After speaking to a medical professional, there are day to day strategies for coping, including:

*Create a secure attachment with your baby:  Attachment, or the emotional bonding process between mother and baby, is essential.  This bonding impacts how the child will interact, communicate and form relationships throughout his or her life. Postpartum can be a roadblock in this bonding process.  Learning to bond with the baby is good for many reasons, including an endorphin release that will make you feel happy and boost your confidence as a new mother.

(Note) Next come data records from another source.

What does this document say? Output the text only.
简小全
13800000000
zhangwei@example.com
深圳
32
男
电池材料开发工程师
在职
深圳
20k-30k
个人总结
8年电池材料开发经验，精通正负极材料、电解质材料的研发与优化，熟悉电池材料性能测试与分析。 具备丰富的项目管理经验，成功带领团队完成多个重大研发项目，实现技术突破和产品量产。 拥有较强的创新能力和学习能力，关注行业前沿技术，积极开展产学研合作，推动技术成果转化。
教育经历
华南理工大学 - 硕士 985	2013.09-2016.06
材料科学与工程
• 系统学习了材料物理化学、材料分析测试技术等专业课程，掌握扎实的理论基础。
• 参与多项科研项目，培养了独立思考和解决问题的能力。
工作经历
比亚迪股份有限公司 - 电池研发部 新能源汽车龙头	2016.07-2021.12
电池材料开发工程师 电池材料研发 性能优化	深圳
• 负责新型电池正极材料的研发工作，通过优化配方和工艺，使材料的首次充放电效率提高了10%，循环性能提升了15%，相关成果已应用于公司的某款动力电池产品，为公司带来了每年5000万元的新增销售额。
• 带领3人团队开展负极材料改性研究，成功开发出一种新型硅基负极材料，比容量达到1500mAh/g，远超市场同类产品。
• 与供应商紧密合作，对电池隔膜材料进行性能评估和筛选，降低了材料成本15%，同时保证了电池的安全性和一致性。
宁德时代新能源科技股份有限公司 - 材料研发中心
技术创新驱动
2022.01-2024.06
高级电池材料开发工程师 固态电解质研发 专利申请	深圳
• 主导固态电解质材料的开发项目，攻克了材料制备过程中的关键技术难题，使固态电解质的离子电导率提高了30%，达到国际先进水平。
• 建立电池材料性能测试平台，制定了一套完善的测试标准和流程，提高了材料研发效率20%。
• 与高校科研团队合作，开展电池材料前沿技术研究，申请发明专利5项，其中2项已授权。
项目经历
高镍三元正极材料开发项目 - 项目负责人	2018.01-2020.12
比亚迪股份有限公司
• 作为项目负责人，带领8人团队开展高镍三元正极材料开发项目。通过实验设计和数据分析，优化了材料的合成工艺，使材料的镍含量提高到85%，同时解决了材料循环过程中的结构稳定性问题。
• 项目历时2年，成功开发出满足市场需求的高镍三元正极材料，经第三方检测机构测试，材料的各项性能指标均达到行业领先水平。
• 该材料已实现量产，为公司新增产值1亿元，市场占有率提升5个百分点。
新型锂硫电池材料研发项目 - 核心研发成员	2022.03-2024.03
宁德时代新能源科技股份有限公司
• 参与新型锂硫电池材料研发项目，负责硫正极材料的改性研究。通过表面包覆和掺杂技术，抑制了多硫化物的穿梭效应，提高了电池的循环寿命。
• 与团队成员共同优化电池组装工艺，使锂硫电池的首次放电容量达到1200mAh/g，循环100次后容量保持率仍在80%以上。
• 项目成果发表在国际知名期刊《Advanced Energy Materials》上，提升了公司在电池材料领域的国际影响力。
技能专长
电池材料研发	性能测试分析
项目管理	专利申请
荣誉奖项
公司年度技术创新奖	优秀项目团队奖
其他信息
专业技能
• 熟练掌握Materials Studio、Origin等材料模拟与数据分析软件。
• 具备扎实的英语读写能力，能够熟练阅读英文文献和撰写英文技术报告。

*Practice self-care:  With a newborn, eight hours of sleep a night seems unattainable, but sleep deprivation can exacerbate depression.  Take family and friends up on offers to watch the baby while you catch naps.  Exercise helps mentally and physically, so the faster you can get back to moving your body, the better. A brisk walk with the baby in a stroller or some stretching or yoga will make you feel more like yourself. 
Get out in the sunshine as it is a natural mood lifter.  Don’t forget to eat, since your diet plays a role in your mood and the quality of your breast milk. Take housework off your list of things to worry about and focus on taking good care of yourself and your baby.  Everything else will get done.

*Ask for support:  Being a new mom can feel isolating as you spend time at home with your new baby. 
Make your relationships a priority and give yourself permission to feel vulnerable with those you trust.  Let your loved ones know what you need from them and what support would help you.  The emotional outlet of talking to people you feel has your back is a soft place to fall without judgment. Use it! Seek out online or neighborhood support groups. Hearing the worries of other moms is reassuring.